Generally known by its abbreviated name GDS, this travel technology has been utilized since the 1940s and has been enhanced and perfected over the decades. The first Global Distribution System was introduced by American Airlines in 1946. It made purchasing airline tickets so easy that soon a number of other airlines had developed similar technology of their own. By the 1970s, popularity of the airline reservation system reached outside of individual carriers, and travel agents began using the software as well.
A Global Distribution System holds all pertinent data relating to air travel. It stores a passenger name, ticket details, fare tariffs, and a schedule of flights. Information entered into a company's system is automatically sent to the Global Distribution System. Data between different types of systems can be transmitted through a uniform messaging system, which alerts the user to scheduling conflicts or changes.
In the past, this type of system was used primarily by those in the travel industry. Nowadays, with the advent of the Internet and online ticketing options, travelers themselves are able to use these systems when booking travel over the Web. Many popular travel websites utilize this type of technology.
Global Distribution Systems have become a popular way for airlines and hotels to market themselves as well. By entering available flights or rooms into the system, those unsold tickets are immediately brought to the attention of thousands of customers. This effective technology allows business owners to reach new clients with relatively little footwork.

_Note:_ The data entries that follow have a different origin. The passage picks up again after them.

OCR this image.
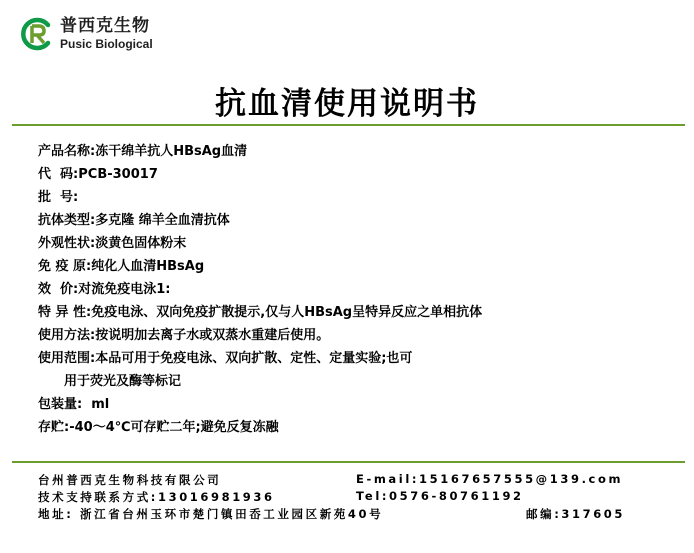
普西克生物
Pusic Biological
抗血清使用说明书
产品名称:冻干绵羊抗人HBsAg血清
代  码:PCB-30017
批  号:
抗体类型:多克隆 绵羊全血清抗体
外观性状:淡黄色固体粉末
免 疫 原:纯化人血清HBsAg
效  价:对流免疫电泳1:
特 异 性:免疫电泳、双向免疫扩散提示,仅与人HBsAg呈特异反应之单相抗体
使用方法:按说明加去离子水或双蒸水重建后使用。
使用范围:本品可用于免疫电泳、双向扩散、定性、定量实验;也可
用于荧光及酶等标记
包装量:  ml
存贮:-40～4℃可存贮二年;避免反复冻融
台州普西克生物科技有限公司	E-mail:15167657555@139.com
技术支持联系方式:13016981936	Tel:0576-80761192
地址: 浙江省台州玉环市楚门镇田岙工业园区新苑40号	邮编:317605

The technology for Global Distribution Systems is simple to use. When an individual or business enters travel details, such as dates and cities, the system automatically pulls up a list of available tickets and ticket classes for purchase. If a flight is not direct and requires a change of planes, the system will find corresponding connecting flights from a selection of carriers. The user can then select and purchase flights. In addition to storing passenger data, the system also makes a record of special service requests, such as meal preferences or seating requirements; additional data, such as a customer's membership details in a loyalty program, are typically stored as well.